Genie of the lamp (repost warning).

Two neighbours, one rich, one poor meet at their fence.
The poor one is holding a cup of tea and a lamp : "Every morning, I rub this lamp and a genie comes out and asks : "What do you want?" . I usually ask for a cup of tea.
The rich neighbour gawks, "I'll give you my car and my house in exchange for the lamp." "Wow, Ok", says the poor man.
The rich man rubs the lamp and a genie comes out : "Ask what you want my master".
Rich man laughs: "I want a very big house and a better car. The genie replies : "Sorry sir, I only serve tea and coffee ".

jokes about cup of tea

Jokes are a form of humor that often involves clever wordplay, puns or unexpected twists in a story. These are usually short narratives or anecdotes crafted with the intent of amusing its audience by ending in an unexpected or humorous punchline. Jokes are a universal form of entertainment that people of all ages like adults, teens, kids and toddlers can enjoy. JokoJokes' FAQ section has answers to questions you may have!

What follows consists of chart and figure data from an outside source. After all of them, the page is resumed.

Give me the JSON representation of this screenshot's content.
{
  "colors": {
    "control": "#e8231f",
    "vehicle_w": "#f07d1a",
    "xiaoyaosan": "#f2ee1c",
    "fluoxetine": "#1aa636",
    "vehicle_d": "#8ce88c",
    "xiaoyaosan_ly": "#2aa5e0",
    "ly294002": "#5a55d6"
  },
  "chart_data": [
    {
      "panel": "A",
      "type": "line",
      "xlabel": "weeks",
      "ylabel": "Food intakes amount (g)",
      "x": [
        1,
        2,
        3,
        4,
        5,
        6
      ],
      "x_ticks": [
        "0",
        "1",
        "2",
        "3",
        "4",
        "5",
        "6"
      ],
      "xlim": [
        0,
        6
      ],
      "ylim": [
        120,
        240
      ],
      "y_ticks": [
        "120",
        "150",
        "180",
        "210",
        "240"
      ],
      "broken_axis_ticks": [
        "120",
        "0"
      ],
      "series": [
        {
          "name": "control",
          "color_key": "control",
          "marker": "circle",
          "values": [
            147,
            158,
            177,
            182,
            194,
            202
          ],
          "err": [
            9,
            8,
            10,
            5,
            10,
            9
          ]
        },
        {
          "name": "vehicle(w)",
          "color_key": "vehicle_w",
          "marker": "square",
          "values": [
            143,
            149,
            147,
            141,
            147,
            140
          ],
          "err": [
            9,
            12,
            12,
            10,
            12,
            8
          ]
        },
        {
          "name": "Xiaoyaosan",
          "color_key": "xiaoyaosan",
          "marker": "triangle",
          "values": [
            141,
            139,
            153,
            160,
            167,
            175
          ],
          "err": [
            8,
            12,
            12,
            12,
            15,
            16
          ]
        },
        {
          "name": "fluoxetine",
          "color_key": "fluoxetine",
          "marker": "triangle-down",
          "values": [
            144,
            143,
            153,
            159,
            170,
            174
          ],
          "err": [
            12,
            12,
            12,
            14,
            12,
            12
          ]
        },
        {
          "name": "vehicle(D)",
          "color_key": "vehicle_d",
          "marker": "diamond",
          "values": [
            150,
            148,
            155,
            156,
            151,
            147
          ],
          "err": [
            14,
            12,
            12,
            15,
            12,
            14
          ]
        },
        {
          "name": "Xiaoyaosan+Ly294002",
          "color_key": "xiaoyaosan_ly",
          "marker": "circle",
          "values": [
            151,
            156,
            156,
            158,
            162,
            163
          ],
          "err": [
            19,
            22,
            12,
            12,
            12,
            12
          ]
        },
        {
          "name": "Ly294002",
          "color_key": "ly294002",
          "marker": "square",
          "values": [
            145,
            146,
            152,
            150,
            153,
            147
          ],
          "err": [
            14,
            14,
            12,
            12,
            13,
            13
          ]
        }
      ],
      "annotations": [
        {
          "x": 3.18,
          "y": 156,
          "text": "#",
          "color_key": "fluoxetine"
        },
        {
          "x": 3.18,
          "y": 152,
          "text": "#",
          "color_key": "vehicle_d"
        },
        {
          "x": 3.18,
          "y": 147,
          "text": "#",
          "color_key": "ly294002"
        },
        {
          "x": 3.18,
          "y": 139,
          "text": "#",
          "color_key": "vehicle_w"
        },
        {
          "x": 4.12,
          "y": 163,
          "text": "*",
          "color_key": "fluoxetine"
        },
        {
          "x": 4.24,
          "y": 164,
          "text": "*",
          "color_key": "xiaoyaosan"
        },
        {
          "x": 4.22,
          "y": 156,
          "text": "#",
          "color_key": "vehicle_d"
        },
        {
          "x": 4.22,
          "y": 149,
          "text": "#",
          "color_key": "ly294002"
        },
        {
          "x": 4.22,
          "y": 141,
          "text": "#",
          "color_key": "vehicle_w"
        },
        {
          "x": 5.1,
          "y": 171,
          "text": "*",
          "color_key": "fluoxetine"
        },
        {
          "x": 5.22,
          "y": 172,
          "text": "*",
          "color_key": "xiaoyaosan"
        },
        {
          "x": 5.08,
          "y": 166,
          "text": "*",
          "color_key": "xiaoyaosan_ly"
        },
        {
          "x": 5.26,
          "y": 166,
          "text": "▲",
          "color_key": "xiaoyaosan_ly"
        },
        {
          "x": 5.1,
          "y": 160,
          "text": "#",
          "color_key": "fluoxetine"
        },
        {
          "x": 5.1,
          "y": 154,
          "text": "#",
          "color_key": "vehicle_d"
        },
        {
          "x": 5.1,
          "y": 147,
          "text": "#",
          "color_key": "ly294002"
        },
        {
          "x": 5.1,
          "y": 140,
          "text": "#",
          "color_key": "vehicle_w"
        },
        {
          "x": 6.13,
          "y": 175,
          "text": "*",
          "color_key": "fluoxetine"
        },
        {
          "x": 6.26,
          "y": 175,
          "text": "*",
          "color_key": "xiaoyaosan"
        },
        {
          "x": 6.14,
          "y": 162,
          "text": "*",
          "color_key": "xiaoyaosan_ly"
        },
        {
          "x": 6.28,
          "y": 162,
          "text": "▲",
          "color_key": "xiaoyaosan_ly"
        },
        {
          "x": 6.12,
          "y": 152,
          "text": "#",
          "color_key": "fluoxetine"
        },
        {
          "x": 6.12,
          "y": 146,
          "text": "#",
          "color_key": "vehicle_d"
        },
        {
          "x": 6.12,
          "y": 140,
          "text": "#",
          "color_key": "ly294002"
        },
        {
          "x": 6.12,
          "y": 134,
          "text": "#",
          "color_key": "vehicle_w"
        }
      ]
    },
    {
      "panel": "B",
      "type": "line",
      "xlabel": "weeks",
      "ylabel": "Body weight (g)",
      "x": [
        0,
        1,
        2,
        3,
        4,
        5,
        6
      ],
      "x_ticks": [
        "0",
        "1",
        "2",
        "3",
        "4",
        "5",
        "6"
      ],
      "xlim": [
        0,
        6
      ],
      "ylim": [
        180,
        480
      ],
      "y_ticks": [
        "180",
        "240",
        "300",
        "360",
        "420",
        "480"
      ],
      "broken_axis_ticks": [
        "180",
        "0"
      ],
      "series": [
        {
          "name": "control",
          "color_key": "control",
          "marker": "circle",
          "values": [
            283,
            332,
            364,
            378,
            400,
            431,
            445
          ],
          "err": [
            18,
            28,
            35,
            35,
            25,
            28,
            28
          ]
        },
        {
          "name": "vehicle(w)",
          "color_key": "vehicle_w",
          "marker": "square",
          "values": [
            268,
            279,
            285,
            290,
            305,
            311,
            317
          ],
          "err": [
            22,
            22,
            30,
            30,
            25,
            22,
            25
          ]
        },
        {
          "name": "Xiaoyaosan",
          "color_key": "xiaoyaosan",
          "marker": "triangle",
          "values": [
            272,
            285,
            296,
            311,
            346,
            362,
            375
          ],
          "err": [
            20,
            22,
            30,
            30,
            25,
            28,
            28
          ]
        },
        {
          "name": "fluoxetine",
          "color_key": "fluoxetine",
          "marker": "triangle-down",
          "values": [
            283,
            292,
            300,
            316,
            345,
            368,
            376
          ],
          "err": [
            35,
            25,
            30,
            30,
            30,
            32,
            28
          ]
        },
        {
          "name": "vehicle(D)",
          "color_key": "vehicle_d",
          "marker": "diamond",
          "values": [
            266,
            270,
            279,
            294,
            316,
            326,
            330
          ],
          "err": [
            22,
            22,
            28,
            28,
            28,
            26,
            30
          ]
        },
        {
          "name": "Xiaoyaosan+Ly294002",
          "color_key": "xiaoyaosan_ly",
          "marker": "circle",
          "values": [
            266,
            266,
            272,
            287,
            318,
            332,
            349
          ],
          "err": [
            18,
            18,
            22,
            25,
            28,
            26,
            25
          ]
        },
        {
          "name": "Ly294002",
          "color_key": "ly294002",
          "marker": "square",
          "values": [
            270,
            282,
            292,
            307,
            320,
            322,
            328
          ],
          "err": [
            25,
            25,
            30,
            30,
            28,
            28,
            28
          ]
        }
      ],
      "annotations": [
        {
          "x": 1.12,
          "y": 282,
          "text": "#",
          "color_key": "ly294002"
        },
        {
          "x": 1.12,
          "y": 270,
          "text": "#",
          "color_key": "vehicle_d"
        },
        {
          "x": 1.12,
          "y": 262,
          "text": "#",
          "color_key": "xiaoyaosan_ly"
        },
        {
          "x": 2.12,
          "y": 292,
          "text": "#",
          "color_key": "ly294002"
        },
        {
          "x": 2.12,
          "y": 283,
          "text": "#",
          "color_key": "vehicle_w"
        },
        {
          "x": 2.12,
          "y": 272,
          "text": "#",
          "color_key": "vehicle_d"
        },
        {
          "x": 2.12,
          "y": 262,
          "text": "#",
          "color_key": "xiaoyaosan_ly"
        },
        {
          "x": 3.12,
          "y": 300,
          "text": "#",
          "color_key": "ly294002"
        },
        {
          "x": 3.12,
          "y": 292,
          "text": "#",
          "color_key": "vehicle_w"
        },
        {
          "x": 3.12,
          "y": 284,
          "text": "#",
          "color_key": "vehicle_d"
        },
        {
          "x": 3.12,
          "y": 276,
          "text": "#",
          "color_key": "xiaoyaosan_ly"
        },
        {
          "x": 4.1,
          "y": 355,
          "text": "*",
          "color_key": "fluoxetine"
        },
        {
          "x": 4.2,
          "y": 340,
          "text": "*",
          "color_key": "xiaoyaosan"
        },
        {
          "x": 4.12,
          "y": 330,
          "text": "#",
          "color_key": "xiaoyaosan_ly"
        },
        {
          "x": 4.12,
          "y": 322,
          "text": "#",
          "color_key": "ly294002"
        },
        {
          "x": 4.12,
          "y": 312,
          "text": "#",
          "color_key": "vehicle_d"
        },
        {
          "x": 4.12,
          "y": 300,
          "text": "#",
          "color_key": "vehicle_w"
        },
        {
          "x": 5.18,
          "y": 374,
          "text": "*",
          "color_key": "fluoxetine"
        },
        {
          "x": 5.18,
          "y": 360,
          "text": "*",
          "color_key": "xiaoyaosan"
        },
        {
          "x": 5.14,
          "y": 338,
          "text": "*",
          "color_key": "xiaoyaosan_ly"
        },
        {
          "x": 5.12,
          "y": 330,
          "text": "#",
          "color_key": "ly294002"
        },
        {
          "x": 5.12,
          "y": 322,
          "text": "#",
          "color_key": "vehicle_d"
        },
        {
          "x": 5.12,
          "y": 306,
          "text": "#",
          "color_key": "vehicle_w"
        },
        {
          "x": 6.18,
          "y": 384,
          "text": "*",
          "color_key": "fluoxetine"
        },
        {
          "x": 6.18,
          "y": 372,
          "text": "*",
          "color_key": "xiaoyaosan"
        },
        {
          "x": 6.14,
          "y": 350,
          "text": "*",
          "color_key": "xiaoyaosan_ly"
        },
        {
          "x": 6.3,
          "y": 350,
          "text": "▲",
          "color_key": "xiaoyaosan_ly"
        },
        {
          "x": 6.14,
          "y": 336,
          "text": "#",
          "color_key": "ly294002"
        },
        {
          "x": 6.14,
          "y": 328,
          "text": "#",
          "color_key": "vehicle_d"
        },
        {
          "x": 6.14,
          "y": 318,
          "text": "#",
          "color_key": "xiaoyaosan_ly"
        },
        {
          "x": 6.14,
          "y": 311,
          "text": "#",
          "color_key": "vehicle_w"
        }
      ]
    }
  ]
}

The impact of these cup of tea jokes can be both social and psychological. They can help to ease tensions, create bonds between people, and even improve overall mental health. The success of a joke often relies on the delivery, timing, and audience. Jokes can be used in various settings, from social gatherings to professional presentations, and are often employed to lighten the mood or enhance a story.